With Romania's total financing needs for 2014 at €12.3bn and no international bonds maturing this year, the issuance of the two tranches meets virtually all of the government needs on the international market for this year," writes RBS analyst Abbas Ameli-Renani. "There is just €0.5bn [of international borrowing] left for the rest of 2014. We expect the government to avoid coming back to the international market until Q4, at which point it would want to start pre-financing for 2015. The continued welcoming mood of the market may however induce an earlier return by the treasury."
Romania's economic fundamentals look increasingly strong. Tight control over spending translated into a 2013 budget deficit likely to come in at 2.5% or under, and a further reduction is forecast in 2014. The current account deficit tightened from 4.4% in 2012 to likely below 1.3% in 2013, while public debt is stable at around 38% of GDP. "We've heard from government authorities that 2013 growth may have been as high as 3% - considerably above our forecast of 2.5% and the government's 2.2% official expectation," writes Ameli-Renani.

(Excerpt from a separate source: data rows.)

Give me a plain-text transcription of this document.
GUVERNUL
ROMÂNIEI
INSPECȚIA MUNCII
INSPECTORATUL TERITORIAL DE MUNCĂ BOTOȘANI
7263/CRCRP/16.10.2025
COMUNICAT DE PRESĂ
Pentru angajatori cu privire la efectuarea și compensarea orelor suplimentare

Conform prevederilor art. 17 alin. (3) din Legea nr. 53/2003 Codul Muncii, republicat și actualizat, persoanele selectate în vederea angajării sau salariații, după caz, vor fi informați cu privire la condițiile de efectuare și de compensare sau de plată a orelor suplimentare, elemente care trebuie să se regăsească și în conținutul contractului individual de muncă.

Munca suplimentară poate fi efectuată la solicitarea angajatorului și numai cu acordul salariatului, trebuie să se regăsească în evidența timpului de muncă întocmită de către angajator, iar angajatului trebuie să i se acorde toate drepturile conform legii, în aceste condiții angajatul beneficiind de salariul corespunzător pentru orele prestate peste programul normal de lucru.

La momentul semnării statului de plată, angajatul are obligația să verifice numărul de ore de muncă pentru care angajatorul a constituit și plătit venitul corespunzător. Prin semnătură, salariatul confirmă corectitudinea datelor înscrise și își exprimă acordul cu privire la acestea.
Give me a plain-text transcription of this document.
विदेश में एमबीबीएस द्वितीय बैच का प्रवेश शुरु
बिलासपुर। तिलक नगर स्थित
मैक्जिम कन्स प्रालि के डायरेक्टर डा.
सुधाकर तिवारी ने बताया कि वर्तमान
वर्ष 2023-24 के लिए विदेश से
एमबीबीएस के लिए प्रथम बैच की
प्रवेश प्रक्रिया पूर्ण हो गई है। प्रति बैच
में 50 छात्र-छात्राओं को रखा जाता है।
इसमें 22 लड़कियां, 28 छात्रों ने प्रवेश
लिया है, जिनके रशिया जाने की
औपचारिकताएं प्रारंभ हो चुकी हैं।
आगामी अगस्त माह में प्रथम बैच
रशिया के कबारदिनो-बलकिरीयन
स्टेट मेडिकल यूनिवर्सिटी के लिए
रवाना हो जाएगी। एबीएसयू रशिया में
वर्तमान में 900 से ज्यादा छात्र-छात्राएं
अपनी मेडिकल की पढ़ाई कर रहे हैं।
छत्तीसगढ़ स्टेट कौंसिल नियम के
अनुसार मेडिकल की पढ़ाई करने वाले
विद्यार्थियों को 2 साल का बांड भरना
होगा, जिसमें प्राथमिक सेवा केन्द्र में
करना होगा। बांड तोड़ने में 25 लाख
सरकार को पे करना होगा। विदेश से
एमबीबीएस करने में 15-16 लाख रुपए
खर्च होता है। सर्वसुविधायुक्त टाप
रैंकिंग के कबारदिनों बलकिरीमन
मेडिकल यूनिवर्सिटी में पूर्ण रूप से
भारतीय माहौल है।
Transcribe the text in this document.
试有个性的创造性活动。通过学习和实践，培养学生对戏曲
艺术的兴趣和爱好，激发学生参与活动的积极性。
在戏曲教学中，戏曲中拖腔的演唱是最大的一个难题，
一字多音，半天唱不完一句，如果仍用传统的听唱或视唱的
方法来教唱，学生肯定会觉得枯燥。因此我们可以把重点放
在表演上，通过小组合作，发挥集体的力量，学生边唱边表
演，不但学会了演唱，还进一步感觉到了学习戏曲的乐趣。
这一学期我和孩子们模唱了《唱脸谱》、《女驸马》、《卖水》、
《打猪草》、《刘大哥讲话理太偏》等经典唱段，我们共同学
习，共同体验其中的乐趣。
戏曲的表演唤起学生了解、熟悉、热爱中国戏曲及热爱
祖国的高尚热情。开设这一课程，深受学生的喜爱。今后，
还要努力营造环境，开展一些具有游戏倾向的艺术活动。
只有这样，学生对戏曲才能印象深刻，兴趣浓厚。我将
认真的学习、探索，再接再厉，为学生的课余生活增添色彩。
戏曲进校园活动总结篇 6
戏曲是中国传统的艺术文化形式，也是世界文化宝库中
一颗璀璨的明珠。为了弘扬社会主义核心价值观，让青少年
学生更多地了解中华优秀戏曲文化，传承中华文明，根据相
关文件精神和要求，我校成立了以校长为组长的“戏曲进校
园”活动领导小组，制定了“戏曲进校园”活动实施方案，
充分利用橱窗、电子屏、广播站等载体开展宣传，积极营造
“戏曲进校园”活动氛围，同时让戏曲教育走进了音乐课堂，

This being Romania however, political risk is never far away. The danger has taken a step back since the 2012 bust up between President Traina Basescu and Prime Minister Viktor Ponta's Social-Liberal Union (USL) coalition, but analysts say some concern remains.

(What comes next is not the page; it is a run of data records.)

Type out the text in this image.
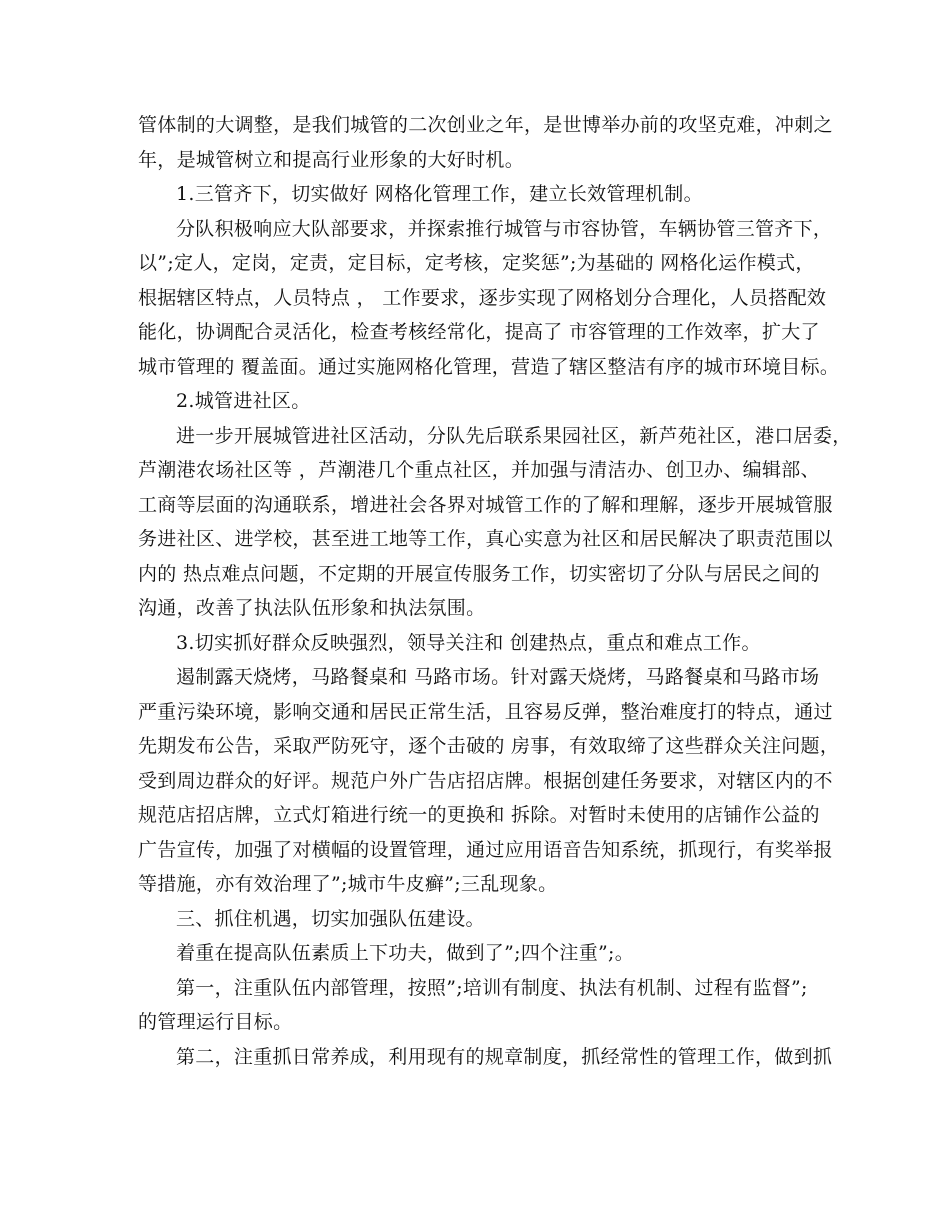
管体制的大调整，是我们城管的二次创业之年，是世博举办前的攻坚克难，冲刺之
年，是城管树立和提高行业形象的大好时机。
1.三管齐下，切实做好 网格化管理工作，建立长效管理机制。
分队积极响应大队部要求，并探索推行城管与市容协管，车辆协管三管齐下，
以”;定人，定岗，定责，定目标，定考核，定奖惩”;为基础的 网格化运作模式，
根据辖区特点，人员特点 ， 工作要求，逐步实现了网格划分合理化，人员搭配效
能化，协调配合灵活化，检查考核经常化，提高了 市容管理的工作效率，扩大了
城市管理的 覆盖面。通过实施网格化管理，营造了辖区整洁有序的城市环境目标。
2.城管进社区。
进一步开展城管进社区活动，分队先后联系果园社区，新芦苑社区，港口居委，
芦潮港农场社区等 ，芦潮港几个重点社区，并加强与清洁办、创卫办、编辑部、
工商等层面的沟通联系，增进社会各界对城管工作的了解和理解，逐步开展城管服
务进社区、进学校，甚至进工地等工作，真心实意为社区和居民解决了职责范围以
内的 热点难点问题，不定期的开展宣传服务工作，切实密切了分队与居民之间的
沟通，改善了执法队伍形象和执法氛围。
3.切实抓好群众反映强烈，领导关注和 创建热点，重点和难点工作。
遏制露天烧烤，马路餐桌和 马路市场。针对露天烧烤，马路餐桌和马路市场
严重污染环境，影响交通和居民正常生活，且容易反弹，整治难度打的特点，通过
先期发布公告，采取严防死守，逐个击破的 房事，有效取缔了这些群众关注问题，
受到周边群众的好评。规范户外广告店招店牌。根据创建任务要求，对辖区内的不
规范店招店牌，立式灯箱进行统一的更换和 拆除。对暂时未使用的店铺作公益的
广告宣传，加强了对横幅的设置管理，通过应用语音告知系统，抓现行，有奖举报
等措施，亦有效治理了”;城市牛皮癣”;三乱现象。
三、抓住机遇，切实加强队伍建设。
着重在提高队伍素质上下功夫，做到了”;四个注重”;。
第一，注重队伍内部管理，按照”;培训有制度、执法有机制、过程有监督”;
的管理运行目标。
第二，注重抓日常养成，利用现有的规章制度，抓经常性的管理工作，做到抓
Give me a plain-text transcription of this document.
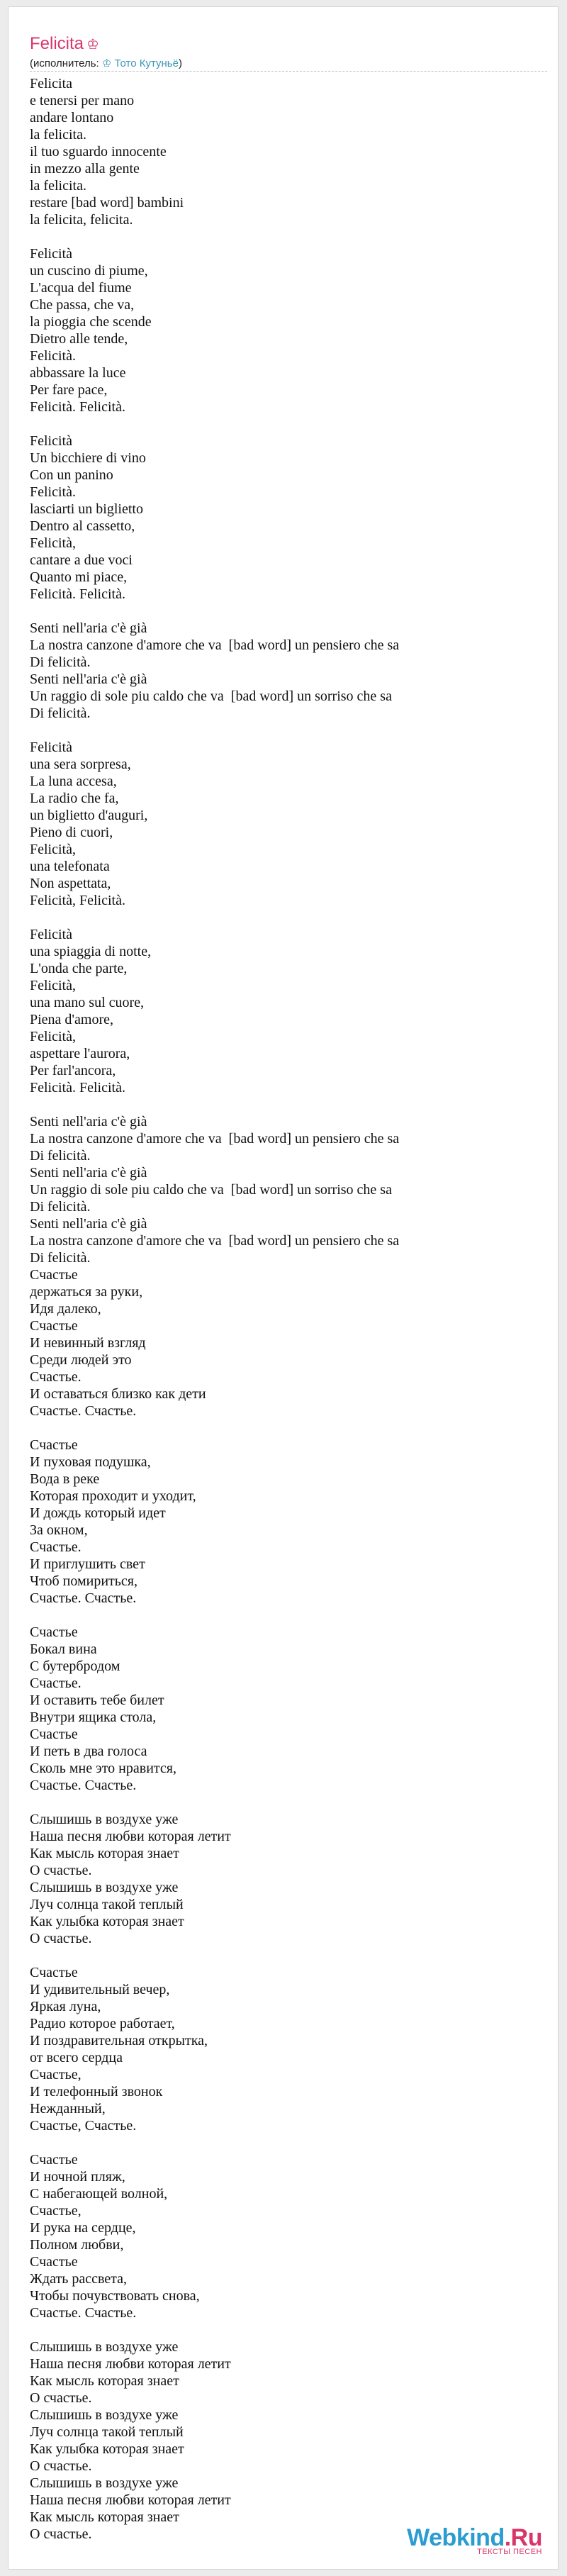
Felicita ♔
(исполнитель: ♔ Тото Кутуньё)
Felicita
e tenersi per mano
andare lontano
la felicita.
il tuo sguardo innocente
in mezzo alla gente
la felicita.
restare [bad word] bambini
la felicita, felicita.

Felicità
un cuscino di piume,
L'acqua del fiume
Che passa, che va,
la pioggia che scende
Dietro alle tende,
Felicità.
abbassare la luce
Per fare pace,
Felicità. Felicità.

Felicità
Un bicchiere di vino
Con un panino
Felicità.
lasciarti un biglietto
Dentro al cassetto,
Felicità,
cantare a due voci
Quanto mi piace,
Felicità. Felicità.

Senti nell'aria c'è già
La nostra canzone d'amore che va  [bad word] un pensiero che sa
Di felicità.
Senti nell'aria c'è già
Un raggio di sole piu caldo che va  [bad word] un sorriso che sa
Di felicità.

Felicità
una sera sorpresa,
La luna accesa,
La radio che fa,
un biglietto d'auguri,
Pieno di cuori,
Felicità,
una telefonata
Non aspettata,
Felicità, Felicità.

Felicità
una spiaggia di notte,
L'onda che parte,
Felicità,
una mano sul cuore,
Piena d'amore,
Felicità,
aspettare l'aurora,
Per farl'ancora,
Felicità. Felicità.

Senti nell'aria c'è già
La nostra canzone d'amore che va  [bad word] un pensiero che sa
Di felicità.
Senti nell'aria c'è già
Un raggio di sole piu caldo che va  [bad word] un sorriso che sa
Di felicità.
Senti nell'aria c'è già
La nostra canzone d'amore che va  [bad word] un pensiero che sa
Di felicità.
Счастье
держаться за руки,
Идя далеко,
Счастье
И невинный взгляд
Среди людей это
Счастье.
И оставаться близко как дети
Счастье. Счастье.

Счастье
И пуховая подушка,
Вода в реке
Которая проходит и уходит,
И дождь который идет
За окном,
Счастье.
И приглушить свет
Чтоб помириться,
Счастье. Счастье.

Счастье
Бокал вина
С бутербродом
Счастье.
И оставить тебе билет
Внутри ящика стола,
Счастье
И петь в два голоса
Сколь мне это нравится,
Счастье. Счастье.

Слышишь в воздухе уже
Наша песня любви которая летит
Как мысль которая знает
О счастье.
Слышишь в воздухе уже
Луч солнца такой теплый
Как улыбка которая знает
О счастье.

Счастье
И удивительный вечер,
Яркая луна,
Радио которое работает,
И поздравительная открытка,
от всего сердца
Счастье,
И телефонный звонок
Нежданный,
Счастье, Счастье.

Счастье
И ночной пляж,
С набегающей волной,
Счастье,
И рука на сердце,
Полном любви,
Счастье
Ждать рассвета,
Чтобы почувствовать снова,
Счастье. Счастье.

Слышишь в воздухе уже
Наша песня любви которая летит
Как мысль которая знает
О счастье.
Слышишь в воздухе уже
Луч солнца такой теплый
Как улыбка которая знает
О счастье.
Слышишь в воздухе уже
Наша песня любви которая летит
Как мысль которая знает
О счастье.	Webkind.Ru
ТЕКСТЫ ПЕСЕН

The 2012 bout paralyzed government, put the country on a collision course with the EU, and threatened the fragile economic recovery. It only ended after the nine-member Constitutional Court ruled that a referendum to impeach Basescu, called after Ponta managed to get parliament to suspend the president, was invalid because the turnout fell short of the required 50% of the 18.3m electorate. In the referendum, 88% of those who voted wanted Basescu out. However, the turnout was only 46%, in no small part because Basescu had called for a boycott of the vote.
"[We are] wary of possible tensions between PM Ponta and President Basescu, and/or between the PM and his coalition partner and deputy, [Crin] Antonescu," remarks Ameli-Renani. "The potential for the latter, in particular, has been more important in our view as it could have threatened a break-up of the ruling USL coalition, which is formed of PM Ponta's Socialists and Deputy PM Antonescu's Liberals. That risk has now receded in our view with announcements earlier this week that Antonescu will be nominated by USL for the presidential elections in November and that he will be supported by PM Ponta."
As well as the presidential elections, the USL is driving a constitutional referendum, scheduled to be held alongside the vote for the European Parliament in May. It is still not clear exactly what constitutional changes will be proposed, but they are likely to include provisions on the responsibilities of the president and the number of MPs.